Finite Element Modelling and Simulation Tools for Investigation of the Process and Materials 3D-Printed by Selective Laser Melting

H. Jean Willy[1], X. Li[1], J. Ding[1]
[1]National University of Singapore, Singapore, Singapore
Publié en 2019

Selective Laser Melting (SLM), like many other additive manufacturing techniques, offers flexibility in design expected to become a disruption to the manufacturing industry. The current cost of SLM process does not favor a try-and-error way of research; which gives more room for modelling and simulation in that field of research. In this work we present a full model using Finite Elements Methods to solve a multi-scan SLM process problem using COMSOL Multiphysics Software.

In this work, a combination of physics like ray-tracing, heat transfer with phase change, laminar flow, and deforming geometry was used. This is enabled by provision of Ray Optics, Heat transfer and Structure Mechanics or CFD modules. Ray tracing was used to finetune the analytical description of laser absorption during laser interaction with granular or bulk material. The analytical model deduced for laser absorption was used as input in heat transfer model. Laminar flow was coupled to heat transfer to describe mass transfer in the melt pool; mainly due to Marangoni effect, recoil pressure and body forces during laser scanning. To account for geometry reformation during solidification, deformed geometry can be used to estimate the final surface topology from melt pool track traces. COMSOL applications can be built to facilitate users without deep background in modeling and simulation to perform easy parametric study of the process. Long term use of the model has produced enough results for different combinations of parameters to be used for a machine learning model to estimate the process quality for new parameter with very low computation cost.

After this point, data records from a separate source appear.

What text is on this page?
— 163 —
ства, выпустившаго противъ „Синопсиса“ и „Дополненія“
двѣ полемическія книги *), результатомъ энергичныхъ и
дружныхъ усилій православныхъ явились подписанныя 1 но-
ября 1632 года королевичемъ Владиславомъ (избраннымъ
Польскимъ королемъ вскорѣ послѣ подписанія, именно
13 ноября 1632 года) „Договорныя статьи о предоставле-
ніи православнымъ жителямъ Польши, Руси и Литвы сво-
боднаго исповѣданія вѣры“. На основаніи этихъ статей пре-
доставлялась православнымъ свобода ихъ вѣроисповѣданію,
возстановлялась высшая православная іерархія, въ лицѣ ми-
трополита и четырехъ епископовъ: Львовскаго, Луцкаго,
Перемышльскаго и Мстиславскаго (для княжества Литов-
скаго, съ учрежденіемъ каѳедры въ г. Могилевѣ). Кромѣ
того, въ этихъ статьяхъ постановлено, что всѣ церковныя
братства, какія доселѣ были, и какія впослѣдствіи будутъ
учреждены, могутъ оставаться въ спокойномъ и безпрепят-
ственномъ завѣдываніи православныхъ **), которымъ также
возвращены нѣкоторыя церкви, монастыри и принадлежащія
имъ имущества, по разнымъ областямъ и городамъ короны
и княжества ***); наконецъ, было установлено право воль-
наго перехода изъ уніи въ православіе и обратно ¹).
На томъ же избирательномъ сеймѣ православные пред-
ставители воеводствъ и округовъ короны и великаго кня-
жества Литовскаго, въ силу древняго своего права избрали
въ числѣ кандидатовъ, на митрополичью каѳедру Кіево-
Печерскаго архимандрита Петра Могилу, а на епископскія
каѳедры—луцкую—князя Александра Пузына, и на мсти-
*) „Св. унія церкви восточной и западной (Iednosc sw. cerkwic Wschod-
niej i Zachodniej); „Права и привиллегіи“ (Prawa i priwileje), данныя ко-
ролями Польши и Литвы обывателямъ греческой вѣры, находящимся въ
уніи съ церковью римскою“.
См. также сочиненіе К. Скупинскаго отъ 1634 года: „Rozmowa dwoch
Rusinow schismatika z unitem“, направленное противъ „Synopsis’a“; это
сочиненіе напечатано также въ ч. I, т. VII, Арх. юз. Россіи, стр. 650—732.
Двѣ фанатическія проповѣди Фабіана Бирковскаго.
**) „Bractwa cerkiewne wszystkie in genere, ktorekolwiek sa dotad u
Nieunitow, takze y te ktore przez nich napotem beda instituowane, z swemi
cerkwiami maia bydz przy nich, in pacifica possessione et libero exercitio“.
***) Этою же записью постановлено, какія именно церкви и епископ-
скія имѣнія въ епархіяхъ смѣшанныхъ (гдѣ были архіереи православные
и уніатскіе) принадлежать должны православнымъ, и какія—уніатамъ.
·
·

In the model, a combination of Ray-Tracing technique, a solution of the Radiation Transfer Equation and absorption measurements is used to establish an analytical equation that gives a more accurate approximation of laser energy deposition in powder-substrate configuration. With the new energy deposition model, other physics involved in the process are carefully set as well. The adjusted model is able to produce reliable cooling curves and melt truck geometry that explain well experimental observations. One of the applications is the use of simulated tempering parameter, from Holloman-Jaffe equation, to investigate the martensite inclusion across the printed part and match it with local micro hardness.

References

  • H. J. Willy, X. Li, Z. Chen, T. S. Herng, S. Chang, C. Y. A. Ong, C. Li, J. Ding; Model of laser energy absorption adjusted to optical measurements with effective use in finite element simulation of selective laser melting, Materials & Design 2018, 157, 24
  • X. Li, H.J. Willy, S. Chang, W. Lu, T.S. Herng, J. Ding, Selective laser melting of stainless steel and alumina composite: experimental and simulation studies on processing parameters, microstructure and mechanical properties, Mater. Des. 145 (2018)
  • X. Li; Y. H. Tan; H. J. Willy;Pan Wang; Wanheng Lu; M. Cagirici; Dr. C. Y. A. Ong; Dr. T. S. Herng; Prof. J. Ding, Heterogeneously tempered martensitic high strength steel by selective laser melting and its micro-lattice: Processing, microstructure, superior performance and mechanisms, Mater. Des. (2019)